On 2021-11-08, Otto Moerbeek <[email protected]> wrote:
> On Sun, Nov 07, 2021 at 08:13:36PM -0600, Luke Small wrote:
>
>> https://bugs.llvm.org/show_bug.cgi?id=50026
>>
>> I reported it to the llvm people. it is two slightly different quicksort
>> algorithms which perform radically differently. The one which you could
>> assume would take more time, performs MUCH better.
>>
>> I made a custom quicksort algorithm which outperforms qsort by A LOT for
>> sorting an array of around 300 randomly created unsigned characters, which
>> is what I use it for.
>>
>> if you read the report a guy said there's a 10% difference for sorting 3
>> million characters on freebsd, but there's about 40% performance difference
>> on OpenBSD. maybe it's also how the OpenBSD team modified clang to prevent
>> rop chain stuff or something? I'm using a westmere based intell server.
>>
>> it's the same for clang 11.
>>
>> What's the deal?
>
> 1. Your test is too small. I increased the test size to get less error
> in measurement. I also changed the code to either run quicksort or
> quicksort depending on an argument.
>
> 2. I confirmed your observation using time on amd64, arm64 however
> shows a difference more in line with expectations:
>
> [otto@mc:8]$ time ./a.out A
> quicksort
> time = 0.335777021
> 0m00.35s real 0m00.35s user 0m00.01s system
> [otto@mc:9]$ time ./a.out B
> quicksort1
> time = 0.345703033
> 0m00.36s real 0m00.36s user 0m00.01s system
>
>
> I suspect some non-optimal decision of the optimizer on amd64 for the
> first quicksort.
>
> A next step could be somebody looking at the code produced by the
> compiler. That is not going to be me.
This is another example of code quite badly affected by fixup-gadgets.
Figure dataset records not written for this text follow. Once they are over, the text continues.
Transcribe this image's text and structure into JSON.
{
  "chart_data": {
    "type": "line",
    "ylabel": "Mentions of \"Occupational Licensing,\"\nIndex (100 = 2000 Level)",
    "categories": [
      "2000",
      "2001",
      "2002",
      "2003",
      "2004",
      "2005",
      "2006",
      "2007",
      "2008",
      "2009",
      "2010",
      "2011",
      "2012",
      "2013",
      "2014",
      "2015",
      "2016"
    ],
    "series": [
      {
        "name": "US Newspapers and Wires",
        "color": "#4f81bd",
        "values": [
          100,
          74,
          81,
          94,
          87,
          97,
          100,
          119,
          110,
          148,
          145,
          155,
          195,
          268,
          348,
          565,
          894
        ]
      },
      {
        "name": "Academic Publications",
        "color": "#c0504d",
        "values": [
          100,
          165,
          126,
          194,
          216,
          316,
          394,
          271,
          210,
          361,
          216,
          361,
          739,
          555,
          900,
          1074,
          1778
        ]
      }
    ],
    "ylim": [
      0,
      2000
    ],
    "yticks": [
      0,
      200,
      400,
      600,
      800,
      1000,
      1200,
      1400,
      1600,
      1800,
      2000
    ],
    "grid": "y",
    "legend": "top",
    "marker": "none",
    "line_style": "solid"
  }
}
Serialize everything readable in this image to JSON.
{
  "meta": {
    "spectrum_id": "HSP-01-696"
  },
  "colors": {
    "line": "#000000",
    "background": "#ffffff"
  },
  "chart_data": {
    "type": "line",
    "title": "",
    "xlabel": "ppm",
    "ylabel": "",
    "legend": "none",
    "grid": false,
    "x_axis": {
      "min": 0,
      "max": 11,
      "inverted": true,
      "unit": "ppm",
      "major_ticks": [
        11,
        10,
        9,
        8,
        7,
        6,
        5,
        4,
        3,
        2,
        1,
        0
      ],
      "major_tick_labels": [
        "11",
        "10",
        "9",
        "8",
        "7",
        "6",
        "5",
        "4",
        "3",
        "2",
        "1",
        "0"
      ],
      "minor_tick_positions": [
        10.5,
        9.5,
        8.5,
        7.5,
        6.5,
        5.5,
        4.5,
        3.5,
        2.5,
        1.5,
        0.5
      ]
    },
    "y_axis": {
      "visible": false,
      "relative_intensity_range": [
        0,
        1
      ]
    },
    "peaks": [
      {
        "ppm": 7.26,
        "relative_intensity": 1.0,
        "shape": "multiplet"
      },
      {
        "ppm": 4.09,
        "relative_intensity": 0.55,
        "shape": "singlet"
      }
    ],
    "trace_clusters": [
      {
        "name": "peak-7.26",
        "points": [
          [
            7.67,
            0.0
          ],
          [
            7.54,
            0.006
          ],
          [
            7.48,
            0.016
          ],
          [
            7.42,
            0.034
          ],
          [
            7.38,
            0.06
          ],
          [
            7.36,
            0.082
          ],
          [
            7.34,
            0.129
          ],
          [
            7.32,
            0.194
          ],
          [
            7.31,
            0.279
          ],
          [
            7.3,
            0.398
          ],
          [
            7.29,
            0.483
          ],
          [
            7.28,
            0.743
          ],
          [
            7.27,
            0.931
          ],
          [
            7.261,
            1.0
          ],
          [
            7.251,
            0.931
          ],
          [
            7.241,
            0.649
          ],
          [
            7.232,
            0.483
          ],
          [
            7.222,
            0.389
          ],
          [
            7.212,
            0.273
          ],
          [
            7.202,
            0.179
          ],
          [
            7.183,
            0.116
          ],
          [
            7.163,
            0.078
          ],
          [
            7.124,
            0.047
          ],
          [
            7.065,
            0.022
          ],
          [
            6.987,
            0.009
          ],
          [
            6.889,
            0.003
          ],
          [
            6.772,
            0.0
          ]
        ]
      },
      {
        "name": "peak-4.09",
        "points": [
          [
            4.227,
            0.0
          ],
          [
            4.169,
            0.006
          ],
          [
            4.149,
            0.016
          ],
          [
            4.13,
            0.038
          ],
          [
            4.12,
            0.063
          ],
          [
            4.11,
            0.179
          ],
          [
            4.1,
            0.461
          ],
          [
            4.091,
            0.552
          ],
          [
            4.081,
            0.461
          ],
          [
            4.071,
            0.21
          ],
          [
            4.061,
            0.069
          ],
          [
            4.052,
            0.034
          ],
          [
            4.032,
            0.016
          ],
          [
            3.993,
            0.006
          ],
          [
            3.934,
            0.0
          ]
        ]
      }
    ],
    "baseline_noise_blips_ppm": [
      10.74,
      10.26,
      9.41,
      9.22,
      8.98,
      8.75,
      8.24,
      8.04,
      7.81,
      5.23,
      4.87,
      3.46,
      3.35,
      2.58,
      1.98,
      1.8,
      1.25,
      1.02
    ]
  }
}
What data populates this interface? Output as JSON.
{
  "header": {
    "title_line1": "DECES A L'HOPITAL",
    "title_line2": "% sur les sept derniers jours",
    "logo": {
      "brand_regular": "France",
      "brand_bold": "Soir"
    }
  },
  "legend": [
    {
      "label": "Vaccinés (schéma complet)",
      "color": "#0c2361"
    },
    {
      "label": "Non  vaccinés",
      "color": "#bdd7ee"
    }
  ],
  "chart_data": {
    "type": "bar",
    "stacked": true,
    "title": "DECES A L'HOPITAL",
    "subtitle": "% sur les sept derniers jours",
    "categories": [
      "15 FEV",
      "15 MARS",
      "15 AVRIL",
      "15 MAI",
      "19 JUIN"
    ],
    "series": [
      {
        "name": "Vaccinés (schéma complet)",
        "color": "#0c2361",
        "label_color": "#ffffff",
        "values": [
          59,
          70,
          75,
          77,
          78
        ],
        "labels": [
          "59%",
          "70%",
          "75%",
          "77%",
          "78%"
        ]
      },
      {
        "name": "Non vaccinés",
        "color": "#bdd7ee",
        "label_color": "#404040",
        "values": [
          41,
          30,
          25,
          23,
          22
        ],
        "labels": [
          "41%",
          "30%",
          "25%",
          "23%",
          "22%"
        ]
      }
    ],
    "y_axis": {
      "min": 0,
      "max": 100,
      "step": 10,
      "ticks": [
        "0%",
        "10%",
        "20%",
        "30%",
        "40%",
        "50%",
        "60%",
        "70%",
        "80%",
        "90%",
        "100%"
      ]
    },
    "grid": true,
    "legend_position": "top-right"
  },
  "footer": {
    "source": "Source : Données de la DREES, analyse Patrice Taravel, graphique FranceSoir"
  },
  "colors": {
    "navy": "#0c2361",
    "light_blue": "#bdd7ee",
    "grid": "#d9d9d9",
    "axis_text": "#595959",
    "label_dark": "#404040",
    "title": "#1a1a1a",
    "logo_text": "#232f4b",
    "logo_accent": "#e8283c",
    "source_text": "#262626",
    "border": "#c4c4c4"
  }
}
With an increased test size and building separate objects for each of
the two tests and with/without CFLAGS=-fno-fixup-gadgets:
$ for i in quicksort*; do echo $i; time ./$i; done
quicksort
0m02.33s real 0m02.32s user 0m00.00s system
quicksort-no-fixup-gadgets
0m01.29s real 0m01.27s user 0m00.00s system
quicksort1
0m01.06s real 0m00.94s user 0m00.02s system
quicksort1-no-fixup-gadgets
0m01.08s real 0m00.87s user 0m00.01s system